Saturday, January 1, 2011

ALS Diagnosis

Have you ever wondered how you would react if you were told you are going to die or were given a diagnosis that is almost certainly terminal.  I don't think I had the reaction I would have predicted.  I was shocked, questioned whether it could be something else, was he sure?  Then I tried not to cry.  I looked at Kenny and he was in tears trying to hold it together.  I was on the examining table and he was in a chair that seemed to be a mile away.  This cannot be happening. 
My doctor proceeded to tell us about his multidisciplinary clinic and how all of my care would take place there.  He spoke of speech therapy not to regain my speech but to teach me how to effectively swallow so I don't aspirate and get pneumonia.  He says that is very critical in someone who has ALS.  He then told us how we will be proactive in getting speech aides in place before I lose my ability to speak completely.  Everything from now on is all about preparation for what we know is coming.  At the first sign of losing weight they will place a a PEG feeding tube before you lose your ability to swallow. 
I have to say it was a lot to take in.  Nothing like I had ever imagined.  The doctor left the room to get his RN coordinator for me to meet and Kenny and I stood at the big window in the exam room.  We are on the seventh floor looking down at the people walking about.  There was a "Seasons Greetings" sign all lit up on the side of the hospital.  Kenny held me and we stood in silence.  We tried to catch our breath and hold it together.  Like we were we expected to?  It is really crazy how you try to be strong because you don't want to appear be weak.

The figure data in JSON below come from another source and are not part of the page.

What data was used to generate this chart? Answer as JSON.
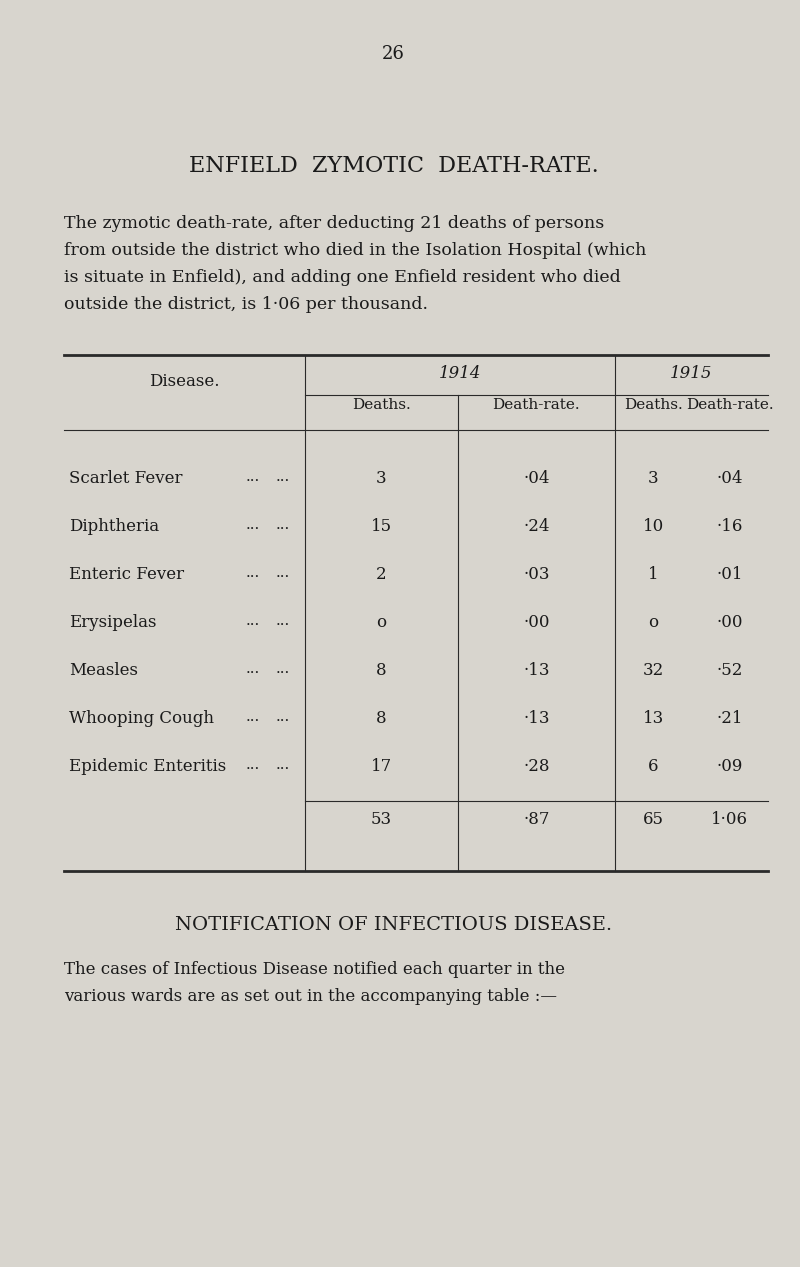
{
  "page_number": "26",
  "bg_color": "#d8d5ce",
  "title": "ENFIELD  ZYMOTIC  DEATH-RATE.",
  "intro_text": "The zymotic death-rate, after deducting 21 deaths of persons\nfrom outside the district who died in the Isolation Hospital (which\nis situate in Enfield), and adding one Enfield resident who died\noutside the district, is 1·06 per thousand.",
  "year_headers": [
    "1914",
    "1915"
  ],
  "col_headers": [
    "Deaths.",
    "Death-rate.",
    "Deaths.",
    "Death-rate."
  ],
  "diseases": [
    "Scarlet Fever",
    "Diphtheria",
    "Enteric Fever",
    "Erysipelas",
    "Measles",
    "Whooping Cough",
    "Epidemic Enteritis"
  ],
  "dots_col1": [
    "...",
    "...",
    "...",
    "...",
    "...",
    "...",
    "..."
  ],
  "dots_col2": [
    "...",
    "...",
    "...",
    "...",
    "...",
    "...",
    "..."
  ],
  "data_1914_deaths": [
    "3",
    "15",
    "2",
    "o",
    "8",
    "8",
    "17"
  ],
  "data_1914_rates": [
    "·04",
    "·24",
    "·03",
    "·00",
    "·13",
    "·13",
    "·28"
  ],
  "data_1915_deaths": [
    "3",
    "10",
    "1",
    "o",
    "32",
    "13",
    "6"
  ],
  "data_1915_rates": [
    "·04",
    "·16",
    "·01",
    "·00",
    "·52",
    "·21",
    "·09"
  ],
  "total_1914_deaths": "53",
  "total_1914_rate": "·87",
  "total_1915_deaths": "65",
  "total_1915_rate": "1·06",
  "footer_title": "NOTIFICATION OF INFECTIOUS DISEASE.",
  "footer_text": "The cases of Infectious Disease notified each quarter in the\nvarious wards are as set out in the accompanying table :—"
}
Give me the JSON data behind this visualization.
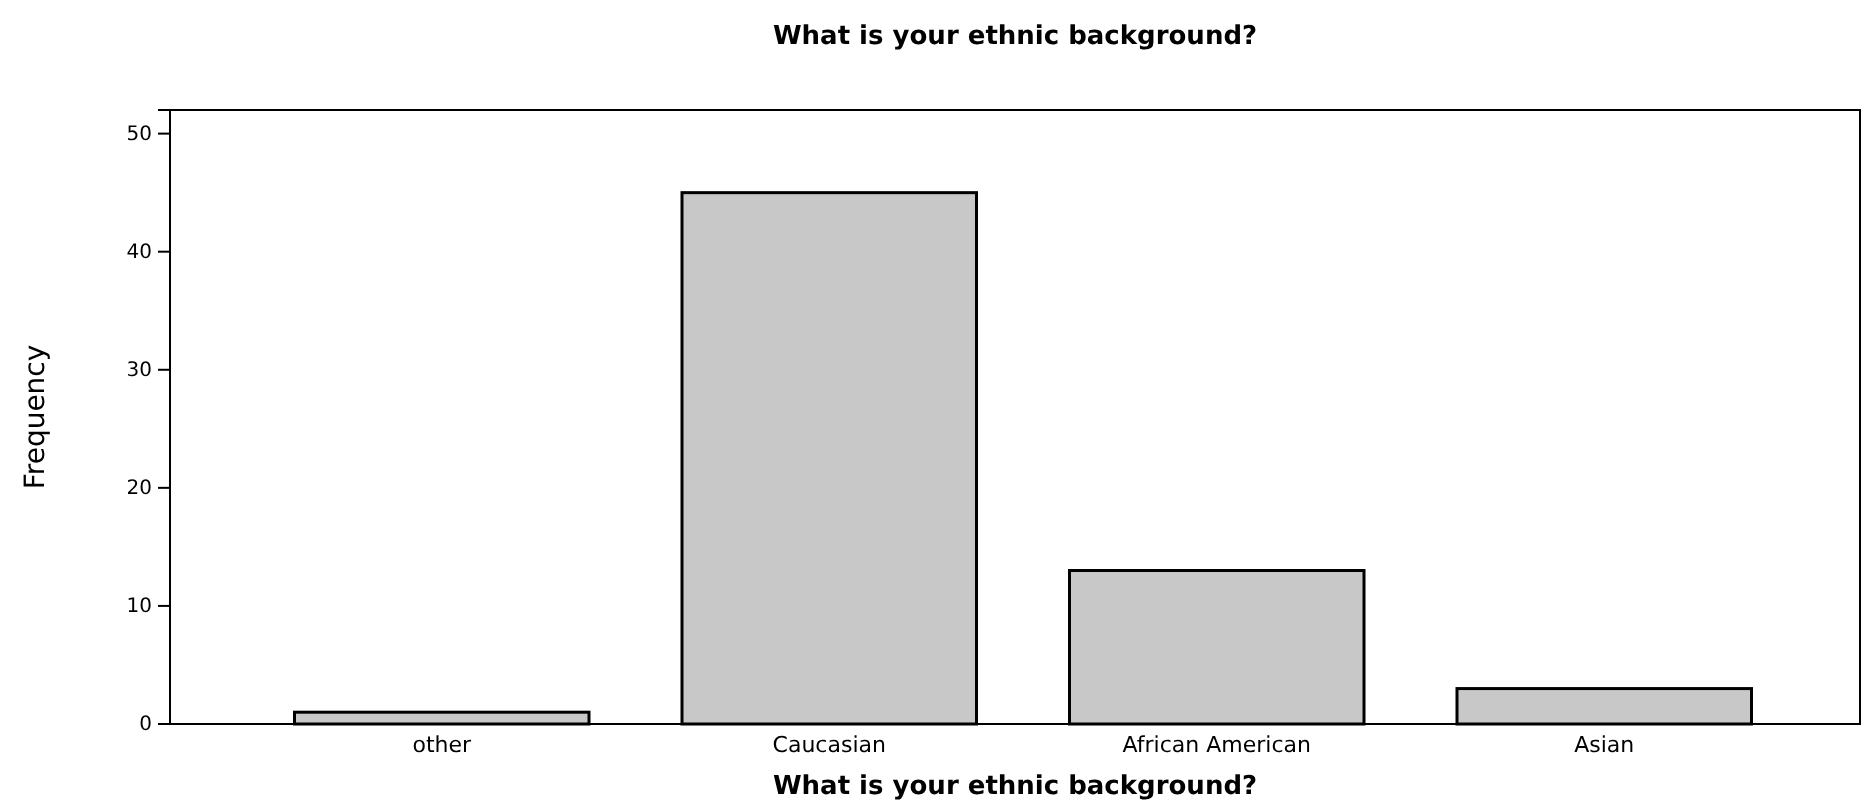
{
  "chart_data": {
    "type": "bar",
    "title": "What is your ethnic background?",
    "xlabel": "What is your ethnic background?",
    "ylabel": "Frequency",
    "categories": [
      "other",
      "Caucasian",
      "African American",
      "Asian"
    ],
    "values": [
      1,
      45,
      13,
      3
    ],
    "color": "#c8c8c8",
    "ylim": [
      0,
      52
    ],
    "yticks": [
      0,
      10,
      20,
      30,
      40,
      50
    ],
    "grid": false
  }
}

It has been one month since I received the diagnosis.  In that time we have had so much happen in our little family.  My first grandchild was born at 35 weeks gestation.  My daughter went through so much with her pregnancy.  She was on bedrest for most of it.  Then she is told her baby isn't growing and he will have to be born early to prevent him from getting really sick.  At 9 days old he spent his first Christmas in the NICU.  After thirteen days in the NICU he was released and was able to be home for the New Year.  We are so very grateful that our little baby was not sick just young.  He is so very precious and has been a great diversion from my own agenda.